🤖 AI Summary
Current agentic AI systems suffer from fragility and unreliability due to their reliance on large language models within control loops and heuristic-based safeguards. This work proposes Arbiter-K, a novel architecture that introduces a “governance-first” execution paradigm by treating underlying models as probabilistic processing units encapsulated within a deterministic neuro-symbolic kernel. Through a Semantic Instruction Set Architecture (Semantic ISA), the system translates probabilistic outputs into discrete, executable instructions. Security policies are embedded at the microarchitectural level, enabling runtime safety context management, construction of instruction dependency graphs, proactive taint propagation based on dataflow provenance, autonomous correction, and architectural rollback. Empirical evaluation on the OpenClaw and NanoBot benchmarks demonstrates that Arbiter-K intercepts 76%–95% of unsafe behaviors, achieving an absolute improvement of 92.79% over native policy baselines.
📝 Abstract
The transition of agentic AI from brittle prototypes to production systems is stalled by a pervasive crisis of craft.

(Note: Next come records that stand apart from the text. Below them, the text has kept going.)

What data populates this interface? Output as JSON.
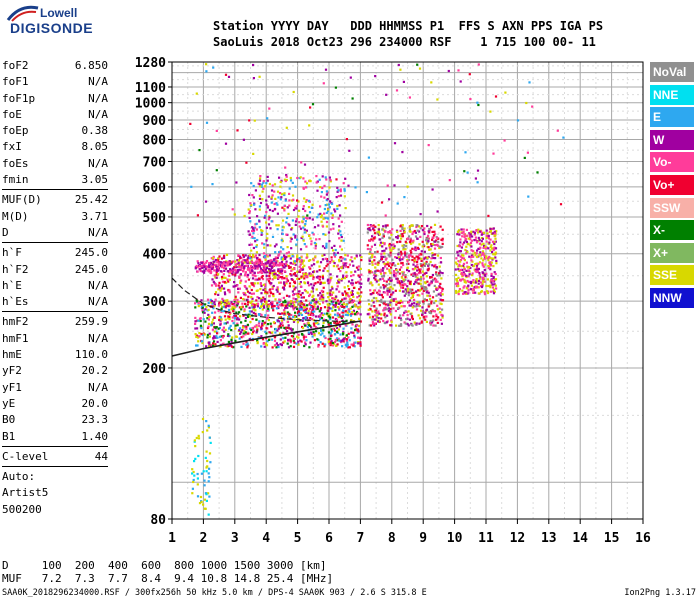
{
  "logo": {
    "top": "Lowell",
    "bottom": "DIGISONDE"
  },
  "header": {
    "line1": "Station YYYY DAY   DDD HHMMSS P1  FFS S AXN PPS IGA PS",
    "line2": "SaoLuis 2018 Oct23 296 234000 RSF    1 715 100 00- 11"
  },
  "params": [
    [
      {
        "name": "foF2",
        "value": "6.850"
      },
      {
        "name": "foF1",
        "value": "N/A"
      },
      {
        "name": "foF1p",
        "value": "N/A"
      },
      {
        "name": "foE",
        "value": "N/A"
      },
      {
        "name": "foEp",
        "value": "0.38"
      },
      {
        "name": "fxI",
        "value": "8.05"
      },
      {
        "name": "foEs",
        "value": "N/A"
      },
      {
        "name": "fmin",
        "value": "3.05"
      }
    ],
    [
      {
        "name": "MUF(D)",
        "value": "25.42"
      },
      {
        "name": "M(D)",
        "value": "3.71"
      },
      {
        "name": "D",
        "value": "N/A"
      }
    ],
    [
      {
        "name": "h`F",
        "value": "245.0"
      },
      {
        "name": "h`F2",
        "value": "245.0"
      },
      {
        "name": "h`E",
        "value": "N/A"
      },
      {
        "name": "h`Es",
        "value": "N/A"
      }
    ],
    [
      {
        "name": "hmF2",
        "value": "259.9"
      },
      {
        "name": "hmF1",
        "value": "N/A"
      },
      {
        "name": "hmE",
        "value": "110.0"
      },
      {
        "name": "yF2",
        "value": "20.2"
      },
      {
        "name": "yF1",
        "value": "N/A"
      },
      {
        "name": "yE",
        "value": "20.0"
      },
      {
        "name": "B0",
        "value": "23.3"
      },
      {
        "name": "B1",
        "value": "1.40"
      }
    ],
    [
      {
        "name": "C-level",
        "value": "44"
      }
    ],
    [
      {
        "name": "Auto:",
        "value": ""
      },
      {
        "name": "Artist5",
        "value": ""
      },
      {
        "name": "500200",
        "value": ""
      }
    ]
  ],
  "legend": [
    {
      "label": "NoVal",
      "color": "#909090"
    },
    {
      "label": "NNE",
      "color": "#00e0f0"
    },
    {
      "label": "E",
      "color": "#2ea8f0"
    },
    {
      "label": "W",
      "color": "#a000a0"
    },
    {
      "label": "Vo-",
      "color": "#ff3c9a"
    },
    {
      "label": "Vo+",
      "color": "#f00030"
    },
    {
      "label": "SSW",
      "color": "#f8b0a8"
    },
    {
      "label": "X-",
      "color": "#008000"
    },
    {
      "label": "X+",
      "color": "#80b860"
    },
    {
      "label": "SSE",
      "color": "#d8d800"
    },
    {
      "label": "NNW",
      "color": "#1010d0"
    }
  ],
  "footer": {
    "d_line": "D     100  200  400  600  800 1000 1500 3000 [km]",
    "muf_line": "MUF   7.2  7.3  7.7  8.4  9.4 10.8 14.8 25.4 [MHz]",
    "file_line": "SAA0K_2018296234000.RSF / 300fx256h 50 kHz 5.0 km / DPS-4 SAA0K 903 / 2.6 S 315.8 E",
    "version": "Ion2Png 1.3.17"
  },
  "chart_data": {
    "type": "scatter",
    "xlabel": "",
    "ylabel": "",
    "xlim": [
      1,
      16
    ],
    "ylim": [
      80,
      1280
    ],
    "x_ticks": [
      1,
      2,
      3,
      4,
      5,
      6,
      7,
      8,
      9,
      10,
      11,
      12,
      13,
      14,
      15,
      16
    ],
    "y_ticks": [
      80,
      200,
      300,
      400,
      500,
      600,
      700,
      800,
      900,
      1000,
      1100,
      1280
    ],
    "y_scale": "log",
    "grid": true,
    "traces": [
      {
        "name": "trace-lower",
        "points": [
          [
            1.0,
            215
          ],
          [
            2,
            225
          ],
          [
            3,
            233
          ],
          [
            4,
            241
          ],
          [
            5,
            249
          ],
          [
            6,
            257
          ],
          [
            7,
            266
          ]
        ]
      },
      {
        "name": "trace-upper",
        "points": [
          [
            1.0,
            345
          ],
          [
            1.4,
            320
          ],
          [
            2,
            295
          ],
          [
            2.5,
            285
          ],
          [
            3,
            278
          ],
          [
            4,
            272
          ],
          [
            5,
            268
          ],
          [
            6,
            266
          ],
          [
            7,
            265
          ]
        ]
      }
    ],
    "echo_regions": [
      {
        "name": "F-trace-low",
        "x": [
          1.7,
          7.0
        ],
        "y": [
          228,
          305
        ],
        "colors": [
          "#f00030",
          "#ff3c9a",
          "#a000a0",
          "#d8d800",
          "#2ea8f0",
          "#008000"
        ],
        "n": 900
      },
      {
        "name": "F-spread-mid",
        "x": [
          2.2,
          7.0
        ],
        "y": [
          290,
          400
        ],
        "colors": [
          "#f00030",
          "#ff3c9a",
          "#a000a0",
          "#d8d800"
        ],
        "n": 800
      },
      {
        "name": "W-layer-370",
        "x": [
          1.7,
          4.6
        ],
        "y": [
          358,
          385
        ],
        "colors": [
          "#a000a0",
          "#ff3c9a"
        ],
        "n": 250
      },
      {
        "name": "right-cluster",
        "x": [
          7.2,
          9.6
        ],
        "y": [
          260,
          480
        ],
        "colors": [
          "#f00030",
          "#a000a0",
          "#ff3c9a",
          "#d8d800",
          "#909090"
        ],
        "n": 900
      },
      {
        "name": "SSE-cluster",
        "x": [
          10.0,
          11.3
        ],
        "y": [
          315,
          470
        ],
        "colors": [
          "#d8d800",
          "#a000a0",
          "#ff3c9a"
        ],
        "n": 420
      },
      {
        "name": "high-columns",
        "x": [
          3.4,
          6.5
        ],
        "y": [
          380,
          650
        ],
        "colors": [
          "#a000a0",
          "#ff3c9a",
          "#d8d800",
          "#2ea8f0"
        ],
        "n": 420
      },
      {
        "name": "scattered-high",
        "x": [
          1.5,
          13.5
        ],
        "y": [
          500,
          1280
        ],
        "colors": [
          "#a000a0",
          "#ff3c9a",
          "#d8d800",
          "#2ea8f0",
          "#008000",
          "#f00030"
        ],
        "n": 120
      },
      {
        "name": "low-noise",
        "x": [
          1.6,
          2.2
        ],
        "y": [
          82,
          150
        ],
        "colors": [
          "#2ea8f0",
          "#00e0f0",
          "#d8d800"
        ],
        "n": 60
      }
    ]
  }
}
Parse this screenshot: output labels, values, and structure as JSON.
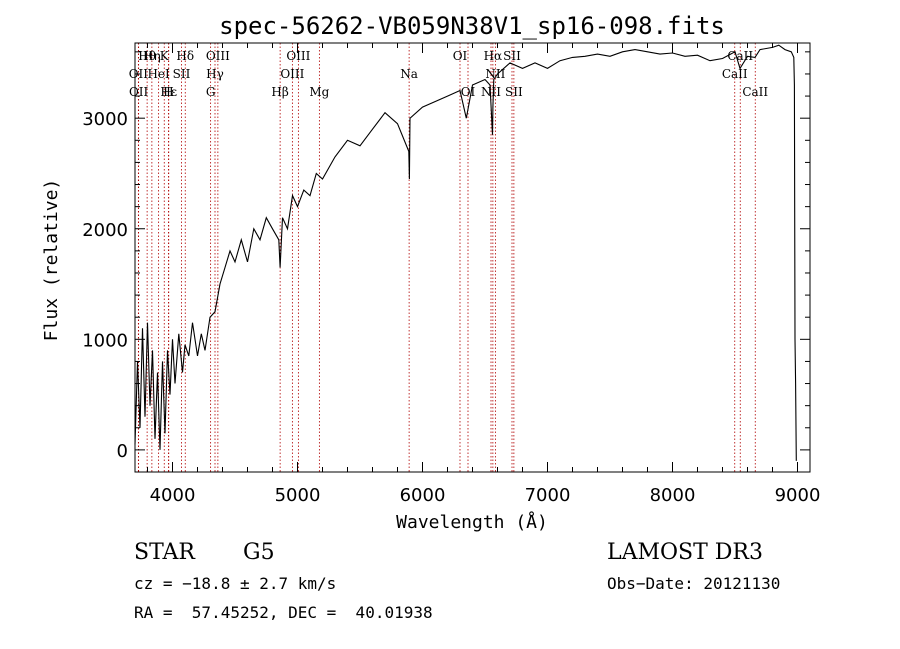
{
  "chart_data": {
    "type": "line",
    "title": "spec-56262-VB059N38V1_sp16-098.fits",
    "xlabel": "Wavelength (Å)",
    "ylabel": "Flux (relative)",
    "xlim": [
      3700,
      9100
    ],
    "ylim": [
      -200,
      3680
    ],
    "xticks": [
      4000,
      5000,
      6000,
      7000,
      8000,
      9000
    ],
    "yticks": [
      0,
      1000,
      2000,
      3000
    ],
    "series": [
      {
        "name": "flux",
        "x": [
          3700,
          3720,
          3740,
          3760,
          3780,
          3800,
          3820,
          3840,
          3860,
          3880,
          3900,
          3920,
          3940,
          3960,
          3980,
          4000,
          4020,
          4050,
          4080,
          4100,
          4130,
          4160,
          4200,
          4230,
          4260,
          4300,
          4340,
          4380,
          4420,
          4460,
          4500,
          4550,
          4600,
          4650,
          4700,
          4750,
          4800,
          4850,
          4861,
          4880,
          4920,
          4960,
          5000,
          5050,
          5100,
          5150,
          5200,
          5300,
          5400,
          5500,
          5600,
          5700,
          5800,
          5890,
          5895,
          5900,
          6000,
          6100,
          6200,
          6300,
          6350,
          6400,
          6500,
          6540,
          6560,
          6563,
          6570,
          6600,
          6700,
          6800,
          6900,
          7000,
          7100,
          7200,
          7300,
          7400,
          7500,
          7600,
          7700,
          7800,
          7900,
          8000,
          8100,
          8200,
          8300,
          8400,
          8500,
          8540,
          8600,
          8660,
          8700,
          8800,
          8850,
          8900,
          8950,
          8970,
          8975,
          8980,
          8985,
          8990
        ],
        "y": [
          50,
          800,
          200,
          1100,
          300,
          1150,
          400,
          900,
          100,
          700,
          0,
          800,
          150,
          900,
          500,
          1000,
          600,
          1050,
          700,
          950,
          850,
          1150,
          850,
          1050,
          900,
          1200,
          1250,
          1500,
          1650,
          1800,
          1700,
          1900,
          1700,
          2000,
          1900,
          2100,
          2000,
          1900,
          1650,
          2100,
          2000,
          2300,
          2200,
          2350,
          2300,
          2500,
          2450,
          2650,
          2800,
          2750,
          2900,
          3050,
          2950,
          2700,
          2450,
          3000,
          3100,
          3150,
          3200,
          3250,
          3000,
          3300,
          3350,
          3300,
          2850,
          3100,
          3350,
          3400,
          3500,
          3450,
          3500,
          3450,
          3520,
          3550,
          3560,
          3580,
          3560,
          3600,
          3620,
          3600,
          3580,
          3590,
          3560,
          3570,
          3520,
          3540,
          3600,
          3450,
          3560,
          3550,
          3620,
          3640,
          3660,
          3620,
          3600,
          3550,
          3300,
          1000,
          600,
          -100
        ]
      }
    ],
    "spectral_lines": [
      {
        "name": "Hθ",
        "x": 3797,
        "row": 0
      },
      {
        "name": "Hη",
        "x": 3835,
        "row": 0
      },
      {
        "name": "K",
        "x": 3934,
        "row": 0
      },
      {
        "name": "Hδ",
        "x": 4102,
        "row": 0
      },
      {
        "name": "OIII",
        "x": 4363,
        "row": 0
      },
      {
        "name": "OIII",
        "x": 5007,
        "row": 0
      },
      {
        "name": "OI",
        "x": 6300,
        "row": 0
      },
      {
        "name": "Hα",
        "x": 6563,
        "row": 0
      },
      {
        "name": "SII",
        "x": 6716,
        "row": 0
      },
      {
        "name": "CaII",
        "x": 8542,
        "row": 0
      },
      {
        "name": "OII",
        "x": 3727,
        "row": 1
      },
      {
        "name": "HeI",
        "x": 3889,
        "row": 1
      },
      {
        "name": "SII",
        "x": 4072,
        "row": 1
      },
      {
        "name": "Hγ",
        "x": 4340,
        "row": 1
      },
      {
        "name": "OIII",
        "x": 4959,
        "row": 1
      },
      {
        "name": "Na",
        "x": 5893,
        "row": 1
      },
      {
        "name": "NII",
        "x": 6583,
        "row": 1
      },
      {
        "name": "CaII",
        "x": 8498,
        "row": 1
      },
      {
        "name": "OII",
        "x": 3729,
        "row": 2
      },
      {
        "name": "Hε",
        "x": 3970,
        "row": 2
      },
      {
        "name": "H",
        "x": 3968,
        "row": 2
      },
      {
        "name": "G",
        "x": 4305,
        "row": 2
      },
      {
        "name": "Hβ",
        "x": 4861,
        "row": 2
      },
      {
        "name": "Mg",
        "x": 5175,
        "row": 2
      },
      {
        "name": "OI",
        "x": 6364,
        "row": 2
      },
      {
        "name": "NII",
        "x": 6548,
        "row": 2
      },
      {
        "name": "SII",
        "x": 6731,
        "row": 2
      },
      {
        "name": "CaII",
        "x": 8662,
        "row": 2
      }
    ]
  },
  "info": {
    "object_class": "STAR",
    "subclass": "G5",
    "survey": "LAMOST DR3",
    "cz": "cz = −18.8 ± 2.7 km/s",
    "obs_date": "Obs−Date: 20121130",
    "coords": "RA =  57.45252, DEC =  40.01938"
  },
  "colors": {
    "line_marker": "#b00000",
    "axis": "#000000",
    "spectrum": "#000000"
  }
}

We suggest that the prevailing orchestration paradigm-delegating the system control loop to large language models and merely patching with heuristic guardrails-is the root cause of this fragility. Instead, we propose Arbiter-K, a Governance-First execution architecture that reconceptualizes the underlying model as a Probabilistic Processing Unit encapsulated by a deterministic, neuro-symbolic kernel. Arbiter-K implements a Semantic Instruction Set Architecture (ISA) to reify probabilistic messages into discrete instructions. This allows the kernel to maintain a Security Context Registry and construct an Instruction Dependency Graph at runtime, enabling active taint propagation based on the data-flow pedigree of each reasoning node. By leveraging this mechanism, Arbiter-K precisely interdicts unsafe trajectories at deterministic sinks (e.g., high-risk tool calls or unauthorized network egress) and enables autonomous execution correction and architectural rollback when security policies are triggered. Evaluations on OpenClaw and NanoBot demonstrate that Arbiter-K enforces security as a microarchitectural property, achieving 76% to 95% unsafe interception for a 92.79% absolute gain over native policies. The code is publicly available at https://github.com/cure-lab/ArbiterOS.